Onipax R6: Best Cross Foldie?

Vince Wong | 28th Apr 2015 | PRODUCT REVIEWS

The Challenge

During the Taipei Cycle Show 2015, the Togoparts Editorial Team had the chance to meet up with the designer of the Onipax R6. It was during our chat with him that he shared his inspirations and design goals for the Onipax R6.

Said Onipax designer, “We wanted to make foldable bikes lighter, stronger and more convenient to use. Traditional foldable frames use hinge and clamp mechanisms that are welded on, and that means the top tube has to be cut in half to weld the hinge mechanism. This makes the top tube not as strong as that of a traditional frame. Or if you could make it strong enough, it would be far too heavy.”

The Solution

A typical folding bike hinge. Note the weld-on clamp and hinge mechanism.

To solve this problem, in 2010, Onipax, which has more than a decade of experience in the bike industry, spent three years on research and development to develop a top tube with an integrated hinge mechanism.

This innovation means the whole of the top tube can be made from forged 6061 aluminium, and allows the bike to retain the strength of a traditional top tube, while taking advantage of all the lightness and stiffness of alumnium.

As a result, compared to other frames, the R6 frame is lighter, stronger, and easier to fold and unfold. The frame weighs within the region of 1.5kg compared to most 20” foldable bikes. With lightweight components, the bike becomes easier to pick up and place in a car boot, or carry upstairs, for example, without sacrificing strength.
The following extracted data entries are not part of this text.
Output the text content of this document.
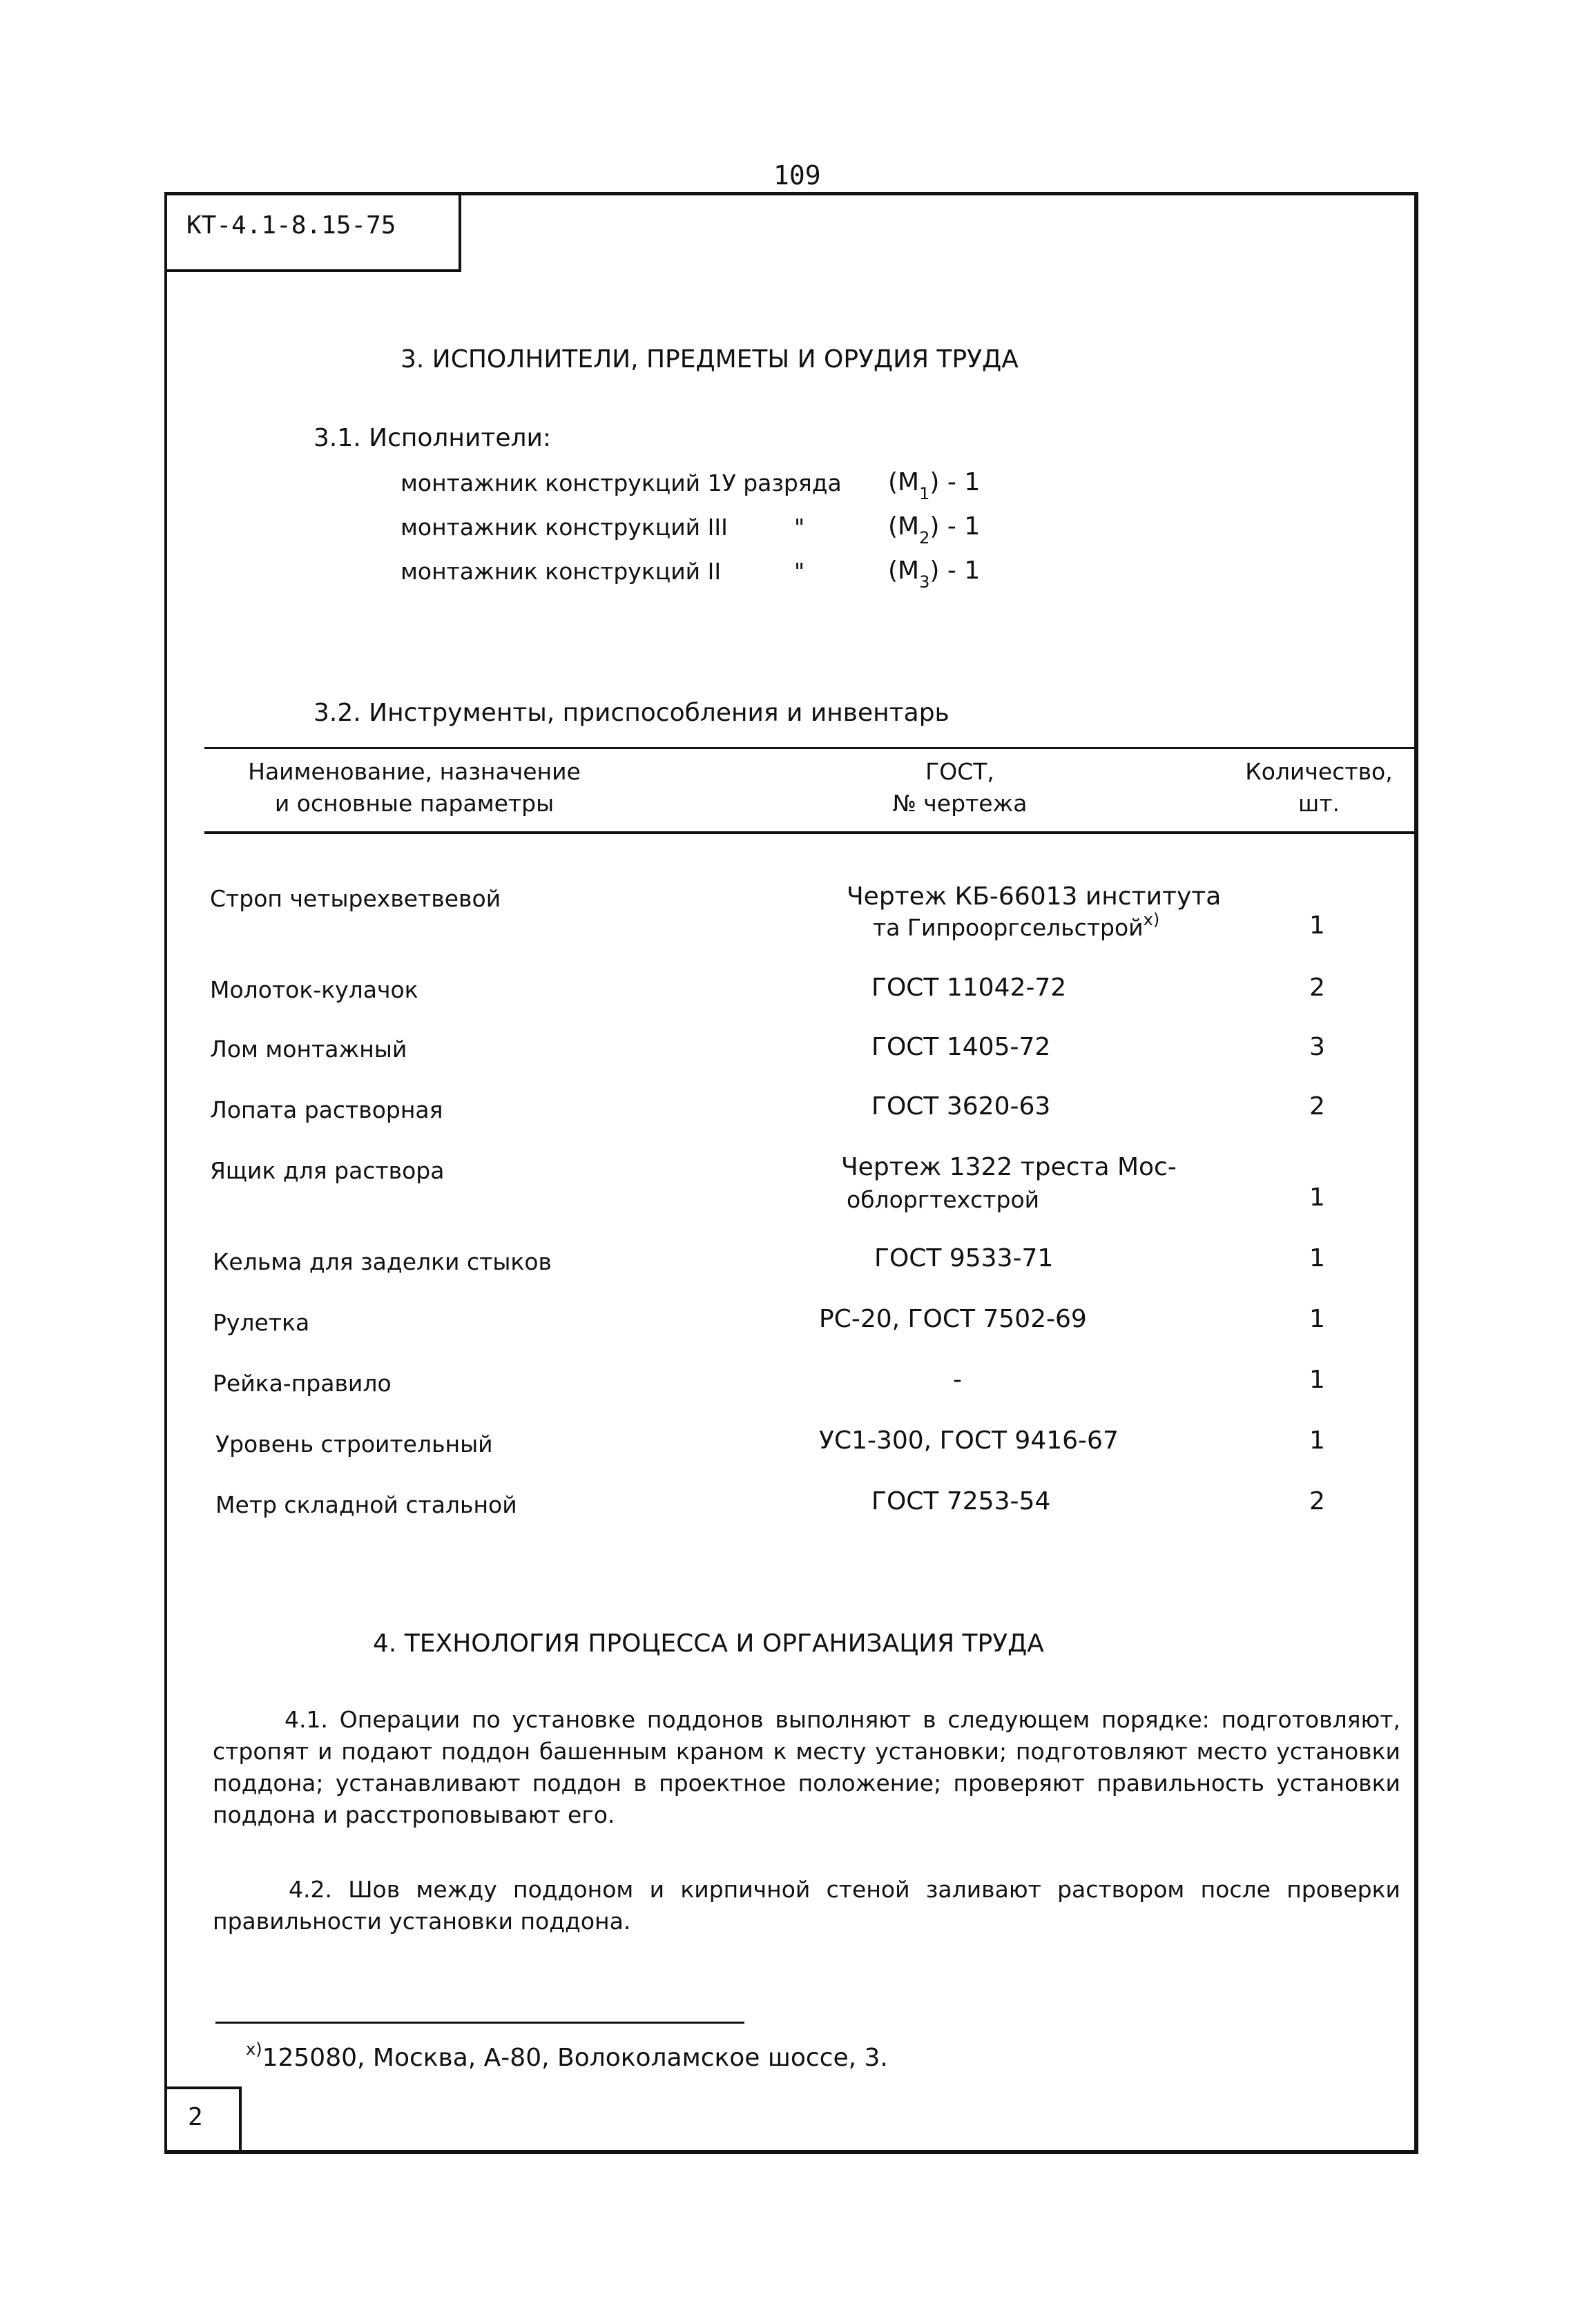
109
КТ-4.1-8.15-75
2
3. ИСПОЛНИТЕЛИ, ПРЕДМЕТЫ И ОРУДИЯ ТРУДА
3.1. Исполнители:
монтажник конструкций 1У разряда $(М_1) - 1$
монтажник конструкций III	"	$(М_2) - 1$
монтажник конструкций II	"	$(М_3) - 1$
3.2. Инструменты, приспособления и инвентарь
Наименование, назначение
и основные параметры
ГОСТ,
№ чертежа
Количество,
шт.
Строп четырехветвевой	Чертеж КБ-66013 института
та Гипрооргсельстрой$^{x)}$	1
Молоток-кулачок	ГОСТ 11042-72	2
Лом монтажный	ГОСТ 1405-72	3
Лопата растворная	ГОСТ 3620-63	2
Ящик для раствора	Чертеж 1322 треста Мос-
облоргтехстрой	1
Кельма для заделки стыков	ГОСТ 9533-71	1
Рулетка	РС-20, ГОСТ 7502-69	1
Рейка-правило	-	1
Уровень строительный	УС1-300, ГОСТ 9416-67	1
Метр складной стальной	ГОСТ 7253-54	2
4. ТЕХНОЛОГИЯ ПРОЦЕССА И ОРГАНИЗАЦИЯ ТРУДА
4.1. Операции по установке поддонов выполняют в следующем порядке: подготовляют, стропят и подают поддон башенным краном к месту установки; подготовляют место установки поддона; устанавливают поддон в проектное положение; проверяют правильность установки поддона и расстроповывают его.
4.2. Шов между поддоном и кирпичной стеной заливают раствором после проверки правильности установки поддона.
$^{x)}$125080, Москва, А-80, Волоколамское шоссе, 3.
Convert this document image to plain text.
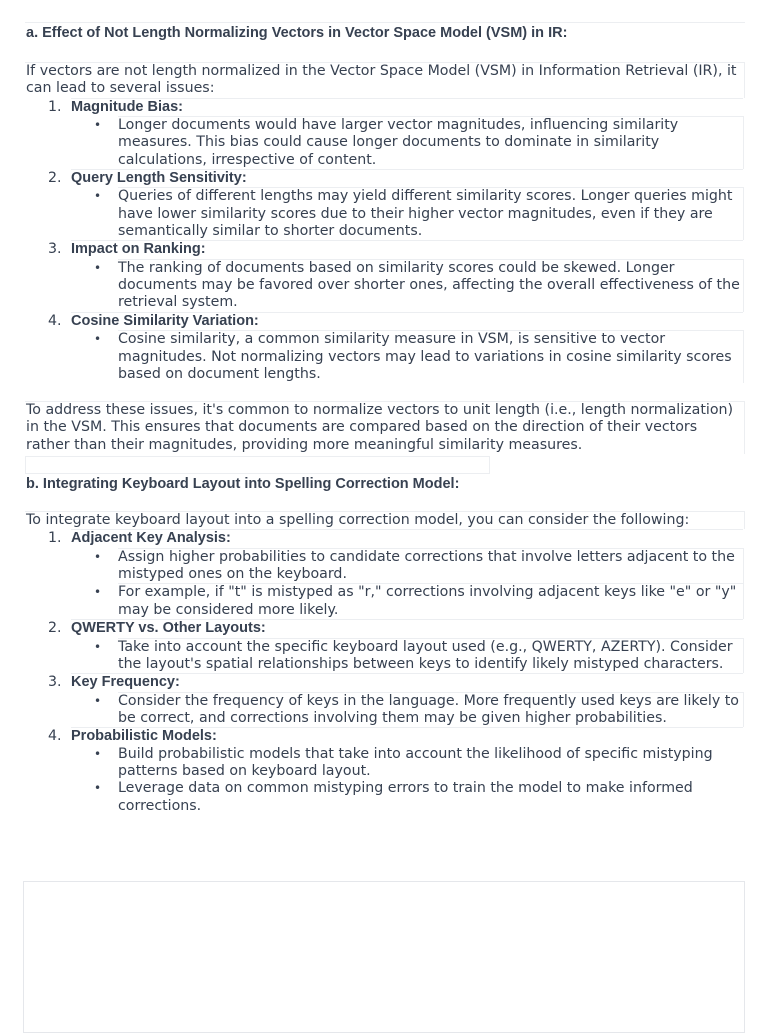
a. Effect of Not Length Normalizing Vectors in Vector Space Model (VSM) in IR:

If vectors are not length normalized in the Vector Space Model (VSM) in Information Retrieval (IR), it can lead to several issues:

1. Magnitude Bias:
• Longer documents would have larger vector magnitudes, influencing similarity measures. This bias could cause longer documents to dominate in similarity calculations, irrespective of content.
2. Query Length Sensitivity:
• Queries of different lengths may yield different similarity scores. Longer queries might have lower similarity scores due to their higher vector magnitudes, even if they are semantically similar to shorter documents.
3. Impact on Ranking:
• The ranking of documents based on similarity scores could be skewed. Longer documents may be favored over shorter ones, affecting the overall effectiveness of the retrieval system.
4. Cosine Similarity Variation:
• Cosine similarity, a common similarity measure in VSM, is sensitive to vector magnitudes. Not normalizing vectors may lead to variations in cosine similarity scores based on document lengths.

To address these issues, it's common to normalize vectors to unit length (i.e., length normalization) in the VSM. This ensures that documents are compared based on the direction of their vectors rather than their magnitudes, providing more meaningful similarity measures.

b. Integrating Keyboard Layout into Spelling Correction Model:

To integrate keyboard layout into a spelling correction model, you can consider the following:

1. Adjacent Key Analysis:
• Assign higher probabilities to candidate corrections that involve letters adjacent to the mistyped ones on the keyboard.
• For example, if "t" is mistyped as "r," corrections involving adjacent keys like "e" or "y" may be considered more likely.
2. QWERTY vs. Other Layouts:
• Take into account the specific keyboard layout used (e.g., QWERTY, AZERTY). Consider the layout's spatial relationships between keys to identify likely mistyped characters.
3. Key Frequency:
• Consider the frequency of keys in the language. More frequently used keys are likely to be correct, and corrections involving them may be given higher probabilities.
4. Probabilistic Models:
• Build probabilistic models that take into account the likelihood of specific mistyping patterns based on keyboard layout.
• Leverage data on common mistyping errors to train the model to make informed corrections.
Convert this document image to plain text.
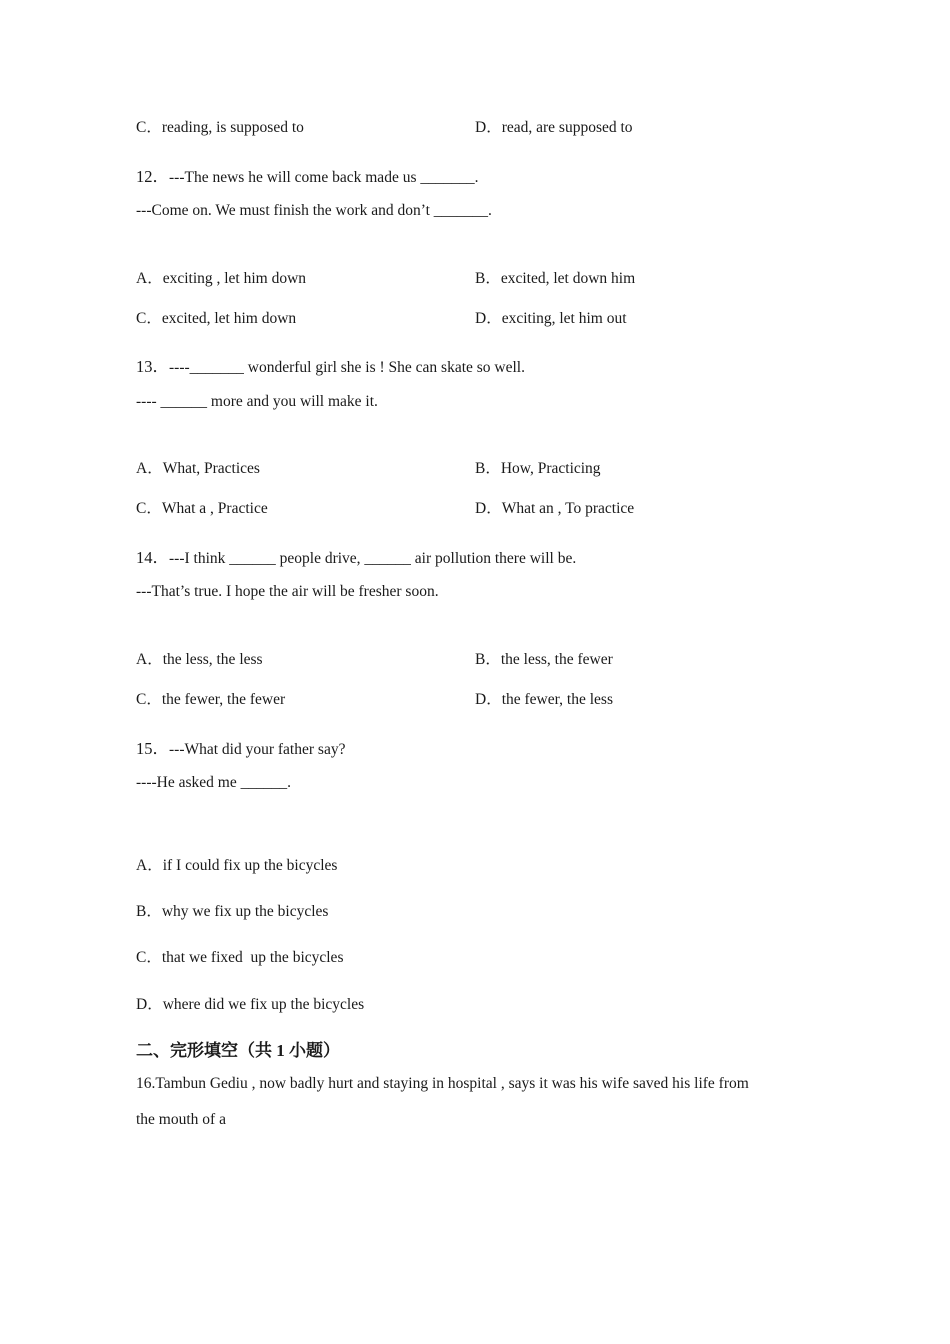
C．reading, is supposed to	D．read, are supposed to
12．---The news he will come back made us _______.
---Come on. We must finish the work and don’t _______.
A．exciting , let him down	B．excited, let down him
C．excited, let him down	D．exciting, let him out
13．----_______ wonderful girl she is ! She can skate so well.
---- ______ more and you will make it.
A．What, Practices	B．How, Practicing
C．What a , Practice	D．What an , To practice
14．---I think ______ people drive, ______ air pollution there will be.
---That’s true. I hope the air will be fresher soon.
A．the less, the less	B．the less, the fewer
C．the fewer, the fewer	D．the fewer, the less
15．---What did your father say?
----He asked me ______.
A．if I could fix up the bicycles
B．why we fix up the bicycles
C．that we fixed  up the bicycles
D．where did we fix up the bicycles
二、完形填空（共 1 小题）
16.Tambun Gediu , now badly hurt and staying in hospital , says it was his wife saved his life from
the mouth of a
And strength it has. To prove the design’s ruggedness, Onipax sent the R6 for European standard certification, receiving that region’s safety standard for city and trekking bicycles, DIN EN 14764.

This is a safety standard with extremely detailed safety and testing specifications covering all components of the bicycle. To put you in mind of how rigorously the certification process is, the brake tests alone span 11 pages of its 85-page volume, covering the security of screws, strength tests, crack detection methods, specification of maximum protrusions, brake-lever positions and dimensions, adjustment mechanisms, and braking distances.
So when Shain, Togoparts’ features editor told me to do a review of the Onipax R6, I was stoked.
For quite some time now, I have been searching for the foldable equivalent of my 4 mountain bikes and 3 BMXes. What appealed to me right away was the fact that the R6 is marketed by Onipax as a ‘cross’ bike – with its low profile tyres putting me in mind of similar tyre profiles used in cyclocross – with the implied durability.
The R6’s promise of durability, versatility, and portability, means I can ride in more places than ever before, wherever I want, whenever I want. How would it perform in real life?

Build quality

From locked-and-folded to ready-to-ride, the Onipax R6 takes less than 15 seconds, and requires just 4 steps.

Fold down the steerer, fold the top tube in half, lower the seat tube and turn down the handlebars. When folded, the bike rests on a stand fixed to its bottom bracket. With a little tilting, you can push or pull the R6 around on its own two wheels, like a suitcase.

Onipax markets this bike for ‘cross’ use, and a close look at the frame shows why you can take it off road like a cyclocross bike.

Heavy-duty gussets reinforce the top and head tube junction, with another hefty gusset at the seat tube and top tube on the other end.  The head-tube is tapered/flared at both ends to accommodate what look like mountain-bike standard 1.5” internal headset races.
In addition to the rear gusset, the entire rear half of the bike has a multiple-truss design that adds even more stiffness and strength where needed, giving it a resemblance to classic GT hardtails

The wheels spin freely with no drag, and the freehub has a pleasant Shimano-esque buzz. Welds are thick, bold and plentiful, giving the R6 a rugged, do-it-all serious sense of purpose you don’t get from purely road-oriented foldies.

The quick-releases also fasten up securely without much effort; even with some of the quick-release hex nuts on the looser side, safety is never an issue.

In summary, this bike’s build quality is way above average. Even the braze-ons for the rear rack exude sheer quality – close examination reveals tapering for weight-savings. And look at the how the paint job goes all the way inside the threads!